Kingston Stadium
- Interactive map of Kingston Stadium
- Address: 907 15th Street SW Cedar Rapids, Iowa
- Coordinates: 41°58′02.68″N 91°41′24.41″W﻿ / ﻿41.9674111°N 91.6901139°W
- Capacity: 15,000

Construction
- Opened: September 12, 1952
- Renovated: 2019
- Cost: 1952: $550,000 ($6.67 million in 2025 dollars) 2019: $2 million

= Kingston Stadium =

Football stadium in Cedar Rapids, Iowa

Kingston Stadium is a football stadium in Cedar Rapids, Iowa. Kingston Stadium is located southwest of downtown Cedar Rapids, adjacent to Veterans Memorial Stadium and ImOn Ice Arena. Opened September 12, 1952, it was named for a settlement called Kingston established in 1839 on the west side of the Cedar River which was later annexed into Cedar Rapids.
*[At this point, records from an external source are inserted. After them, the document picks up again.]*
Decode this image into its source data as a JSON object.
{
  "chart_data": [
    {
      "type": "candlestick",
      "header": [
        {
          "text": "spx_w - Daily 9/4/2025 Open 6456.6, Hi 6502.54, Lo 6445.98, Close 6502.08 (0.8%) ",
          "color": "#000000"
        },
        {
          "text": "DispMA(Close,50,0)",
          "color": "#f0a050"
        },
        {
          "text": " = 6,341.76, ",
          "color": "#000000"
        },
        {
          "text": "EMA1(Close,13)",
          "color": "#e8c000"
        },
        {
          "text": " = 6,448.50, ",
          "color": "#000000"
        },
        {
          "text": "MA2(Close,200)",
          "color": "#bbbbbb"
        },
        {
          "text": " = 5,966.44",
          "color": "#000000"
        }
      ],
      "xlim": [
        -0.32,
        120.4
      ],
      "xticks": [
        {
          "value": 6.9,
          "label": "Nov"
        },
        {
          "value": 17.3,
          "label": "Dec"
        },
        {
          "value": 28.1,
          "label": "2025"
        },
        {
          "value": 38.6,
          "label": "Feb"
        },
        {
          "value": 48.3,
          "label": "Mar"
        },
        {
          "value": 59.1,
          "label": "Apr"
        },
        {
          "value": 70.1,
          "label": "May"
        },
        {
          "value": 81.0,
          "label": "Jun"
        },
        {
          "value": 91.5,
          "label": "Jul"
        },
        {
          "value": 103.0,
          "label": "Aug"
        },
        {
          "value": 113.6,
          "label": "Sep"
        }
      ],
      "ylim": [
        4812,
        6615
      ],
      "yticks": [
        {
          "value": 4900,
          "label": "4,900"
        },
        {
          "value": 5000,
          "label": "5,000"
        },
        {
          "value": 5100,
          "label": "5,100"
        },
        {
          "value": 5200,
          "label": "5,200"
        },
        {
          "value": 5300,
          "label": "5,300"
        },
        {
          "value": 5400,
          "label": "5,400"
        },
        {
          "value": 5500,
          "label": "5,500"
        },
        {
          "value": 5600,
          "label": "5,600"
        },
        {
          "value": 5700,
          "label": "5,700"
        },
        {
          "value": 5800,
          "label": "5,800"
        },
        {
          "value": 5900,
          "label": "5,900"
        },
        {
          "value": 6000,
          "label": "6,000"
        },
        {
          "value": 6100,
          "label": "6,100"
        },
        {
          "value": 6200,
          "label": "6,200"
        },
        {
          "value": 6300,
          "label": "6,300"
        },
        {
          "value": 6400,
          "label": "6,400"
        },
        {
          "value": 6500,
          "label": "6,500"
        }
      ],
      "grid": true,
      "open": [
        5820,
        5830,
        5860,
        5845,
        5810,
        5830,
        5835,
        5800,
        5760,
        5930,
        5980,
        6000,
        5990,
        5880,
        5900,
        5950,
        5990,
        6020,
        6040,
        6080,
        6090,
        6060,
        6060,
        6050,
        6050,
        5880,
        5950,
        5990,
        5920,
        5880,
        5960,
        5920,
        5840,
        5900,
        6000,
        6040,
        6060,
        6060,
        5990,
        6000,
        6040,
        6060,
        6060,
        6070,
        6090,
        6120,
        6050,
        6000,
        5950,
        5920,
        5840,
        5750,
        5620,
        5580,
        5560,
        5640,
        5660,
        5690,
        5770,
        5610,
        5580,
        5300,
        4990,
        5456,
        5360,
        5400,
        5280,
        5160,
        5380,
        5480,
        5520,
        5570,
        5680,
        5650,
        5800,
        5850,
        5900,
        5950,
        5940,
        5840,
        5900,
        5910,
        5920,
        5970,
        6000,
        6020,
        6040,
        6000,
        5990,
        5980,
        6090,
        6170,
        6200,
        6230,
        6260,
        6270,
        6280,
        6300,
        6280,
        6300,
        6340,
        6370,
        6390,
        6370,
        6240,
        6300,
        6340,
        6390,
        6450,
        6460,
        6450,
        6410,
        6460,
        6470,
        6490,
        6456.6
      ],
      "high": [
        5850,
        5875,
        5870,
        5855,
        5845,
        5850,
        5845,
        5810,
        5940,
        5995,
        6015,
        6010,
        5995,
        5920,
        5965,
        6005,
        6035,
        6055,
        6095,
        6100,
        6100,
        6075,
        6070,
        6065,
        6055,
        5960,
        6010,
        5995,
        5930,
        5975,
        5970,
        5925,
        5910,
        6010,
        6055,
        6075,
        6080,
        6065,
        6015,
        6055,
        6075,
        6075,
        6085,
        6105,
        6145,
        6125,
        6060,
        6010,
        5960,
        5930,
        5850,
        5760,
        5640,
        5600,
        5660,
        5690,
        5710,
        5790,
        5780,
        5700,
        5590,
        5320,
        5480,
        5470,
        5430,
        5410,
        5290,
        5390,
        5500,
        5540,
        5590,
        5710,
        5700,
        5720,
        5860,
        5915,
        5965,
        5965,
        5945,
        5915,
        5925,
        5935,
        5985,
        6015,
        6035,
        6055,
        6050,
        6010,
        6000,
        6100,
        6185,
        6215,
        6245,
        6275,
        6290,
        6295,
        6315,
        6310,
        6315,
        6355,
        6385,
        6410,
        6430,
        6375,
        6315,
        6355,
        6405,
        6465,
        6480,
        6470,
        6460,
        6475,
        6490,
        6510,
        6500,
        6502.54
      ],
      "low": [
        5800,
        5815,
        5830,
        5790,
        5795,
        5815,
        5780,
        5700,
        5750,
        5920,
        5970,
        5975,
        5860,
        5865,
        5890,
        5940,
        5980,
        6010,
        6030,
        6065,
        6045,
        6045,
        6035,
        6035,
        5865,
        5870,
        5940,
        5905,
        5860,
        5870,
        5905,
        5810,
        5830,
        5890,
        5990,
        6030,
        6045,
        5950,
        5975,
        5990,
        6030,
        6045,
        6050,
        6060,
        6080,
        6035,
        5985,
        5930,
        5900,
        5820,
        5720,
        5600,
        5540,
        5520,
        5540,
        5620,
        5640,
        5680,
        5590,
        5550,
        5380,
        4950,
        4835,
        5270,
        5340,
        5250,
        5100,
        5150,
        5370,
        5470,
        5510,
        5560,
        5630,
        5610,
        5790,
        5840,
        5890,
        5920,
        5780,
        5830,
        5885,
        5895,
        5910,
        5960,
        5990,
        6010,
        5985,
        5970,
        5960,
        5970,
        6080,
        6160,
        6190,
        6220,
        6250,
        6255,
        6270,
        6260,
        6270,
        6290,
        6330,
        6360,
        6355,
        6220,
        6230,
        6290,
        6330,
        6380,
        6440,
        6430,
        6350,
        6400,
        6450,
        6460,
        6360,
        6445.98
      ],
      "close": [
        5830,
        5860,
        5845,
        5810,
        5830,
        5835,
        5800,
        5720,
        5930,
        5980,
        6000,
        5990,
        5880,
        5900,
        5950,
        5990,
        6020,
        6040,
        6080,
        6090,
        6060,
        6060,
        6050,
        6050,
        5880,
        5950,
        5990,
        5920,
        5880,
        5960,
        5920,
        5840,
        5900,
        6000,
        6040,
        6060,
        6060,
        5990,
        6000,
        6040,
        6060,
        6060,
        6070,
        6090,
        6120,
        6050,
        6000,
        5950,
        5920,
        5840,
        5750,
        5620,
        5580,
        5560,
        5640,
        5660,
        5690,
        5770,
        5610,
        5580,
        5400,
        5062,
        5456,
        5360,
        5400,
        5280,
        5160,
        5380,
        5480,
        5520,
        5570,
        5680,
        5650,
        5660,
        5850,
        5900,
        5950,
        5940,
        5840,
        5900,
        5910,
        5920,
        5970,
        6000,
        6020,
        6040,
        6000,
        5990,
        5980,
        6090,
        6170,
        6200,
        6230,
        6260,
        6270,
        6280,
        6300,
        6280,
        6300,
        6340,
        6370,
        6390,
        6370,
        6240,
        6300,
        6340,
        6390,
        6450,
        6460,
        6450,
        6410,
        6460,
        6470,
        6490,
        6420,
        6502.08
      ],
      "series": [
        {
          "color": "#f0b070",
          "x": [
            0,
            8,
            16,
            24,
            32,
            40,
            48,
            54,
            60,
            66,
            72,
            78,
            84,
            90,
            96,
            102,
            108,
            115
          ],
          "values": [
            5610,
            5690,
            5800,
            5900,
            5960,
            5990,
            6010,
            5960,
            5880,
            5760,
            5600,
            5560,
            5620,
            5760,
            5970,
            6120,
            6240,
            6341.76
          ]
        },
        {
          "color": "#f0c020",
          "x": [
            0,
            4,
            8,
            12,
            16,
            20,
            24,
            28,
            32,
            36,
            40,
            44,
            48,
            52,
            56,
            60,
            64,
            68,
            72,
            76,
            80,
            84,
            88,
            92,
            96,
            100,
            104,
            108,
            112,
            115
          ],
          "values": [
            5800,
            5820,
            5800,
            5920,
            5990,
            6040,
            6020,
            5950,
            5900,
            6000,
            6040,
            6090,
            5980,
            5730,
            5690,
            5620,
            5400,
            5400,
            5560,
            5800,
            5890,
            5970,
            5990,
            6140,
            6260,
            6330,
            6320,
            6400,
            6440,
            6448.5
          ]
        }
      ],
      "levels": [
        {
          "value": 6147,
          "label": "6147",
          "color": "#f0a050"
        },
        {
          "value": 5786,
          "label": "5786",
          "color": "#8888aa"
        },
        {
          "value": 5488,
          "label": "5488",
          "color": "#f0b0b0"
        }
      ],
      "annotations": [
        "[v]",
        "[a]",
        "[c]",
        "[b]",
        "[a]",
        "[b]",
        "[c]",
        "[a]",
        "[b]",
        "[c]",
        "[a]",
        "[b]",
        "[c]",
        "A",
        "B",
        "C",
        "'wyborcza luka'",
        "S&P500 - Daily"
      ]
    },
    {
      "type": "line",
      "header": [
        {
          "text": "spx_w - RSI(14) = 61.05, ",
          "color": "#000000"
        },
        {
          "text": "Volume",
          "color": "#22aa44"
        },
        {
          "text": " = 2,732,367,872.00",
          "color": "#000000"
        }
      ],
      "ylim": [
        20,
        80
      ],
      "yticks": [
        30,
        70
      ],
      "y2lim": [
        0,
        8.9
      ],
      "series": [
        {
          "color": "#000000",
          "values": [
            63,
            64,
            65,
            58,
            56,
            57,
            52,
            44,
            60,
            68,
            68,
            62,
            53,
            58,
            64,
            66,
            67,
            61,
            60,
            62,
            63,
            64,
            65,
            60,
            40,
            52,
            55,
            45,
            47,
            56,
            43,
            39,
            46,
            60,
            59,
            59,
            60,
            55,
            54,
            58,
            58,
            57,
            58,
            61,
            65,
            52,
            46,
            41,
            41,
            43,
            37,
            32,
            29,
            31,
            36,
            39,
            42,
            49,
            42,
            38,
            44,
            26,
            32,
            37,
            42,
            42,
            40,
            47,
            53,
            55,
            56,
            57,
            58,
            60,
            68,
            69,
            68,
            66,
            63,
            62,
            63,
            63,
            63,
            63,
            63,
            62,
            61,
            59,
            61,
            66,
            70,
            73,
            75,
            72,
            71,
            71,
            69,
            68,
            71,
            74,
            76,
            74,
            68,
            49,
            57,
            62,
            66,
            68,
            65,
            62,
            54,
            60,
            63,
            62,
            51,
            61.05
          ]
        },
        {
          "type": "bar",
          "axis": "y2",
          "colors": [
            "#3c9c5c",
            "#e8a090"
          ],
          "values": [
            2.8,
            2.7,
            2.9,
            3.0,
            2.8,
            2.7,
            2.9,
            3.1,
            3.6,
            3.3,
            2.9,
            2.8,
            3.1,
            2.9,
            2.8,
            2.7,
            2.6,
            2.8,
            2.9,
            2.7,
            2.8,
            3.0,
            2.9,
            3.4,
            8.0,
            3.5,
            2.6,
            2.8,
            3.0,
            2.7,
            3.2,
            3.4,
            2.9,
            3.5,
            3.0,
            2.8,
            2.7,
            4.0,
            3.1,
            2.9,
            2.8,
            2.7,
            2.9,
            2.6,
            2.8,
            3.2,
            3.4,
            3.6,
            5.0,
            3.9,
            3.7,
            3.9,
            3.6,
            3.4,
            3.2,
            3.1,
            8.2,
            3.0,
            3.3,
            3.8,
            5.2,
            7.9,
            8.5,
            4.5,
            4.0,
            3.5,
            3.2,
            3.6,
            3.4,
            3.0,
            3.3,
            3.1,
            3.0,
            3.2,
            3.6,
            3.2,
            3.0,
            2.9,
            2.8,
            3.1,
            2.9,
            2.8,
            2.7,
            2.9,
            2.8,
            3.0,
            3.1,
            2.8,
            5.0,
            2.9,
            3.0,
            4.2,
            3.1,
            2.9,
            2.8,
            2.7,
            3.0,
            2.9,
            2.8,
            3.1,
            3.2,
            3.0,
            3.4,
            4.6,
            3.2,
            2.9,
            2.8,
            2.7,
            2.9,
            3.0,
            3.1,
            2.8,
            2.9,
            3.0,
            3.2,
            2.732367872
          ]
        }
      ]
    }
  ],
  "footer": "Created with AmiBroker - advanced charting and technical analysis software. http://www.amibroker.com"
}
In 2019, Kingston Stadium underwent three-months of renovations at a cost of $2 million. Upgrades included new turf, improved ADA compliant bleachers, and an eighth track lane allowing for state qualifying meets. The north bleachers were demolished and replaced with a grassy hillside.

==Uses==
Kingston Stadium is the home stadium for Jefferson, Kennedy, and Washington high school football games. It previously hosted Regis and LaSalle high schools when they were in existence, and Coe College games before K. Raymond Clark Field was built.

Kingston Stadium hosted a Canadian Football League exhibition game in 1961, and one NFL exhibition game each in 1961, 1962, and 1963, the last matching the two-time defending NFL champion Green Bay Packers vs. the Washington Redskins.

In the 1970s Kingston Stadium was home to three semipro football teams: the Rapid Raiders (Midwest Football League) in 1972 and 1973; the Buccaneers (Central States League) in 1974; and the Falcons (Chicagoland League; Northern States League) in 1976 and 1977. The 1972 Rapid Raiders won the Midwest Football League championship. In 1978, the Metro Falcons (Northern States League) were refused permission to play at Kingston Stadium.

The Cedar Rapids Rampage United amateur soccer team in the Premier League of America played at Kingston Stadium in 2017.

The stadium has also been used for public school graduation ceremonies, cheerleading, marching band festivals, track meets and soccer matches.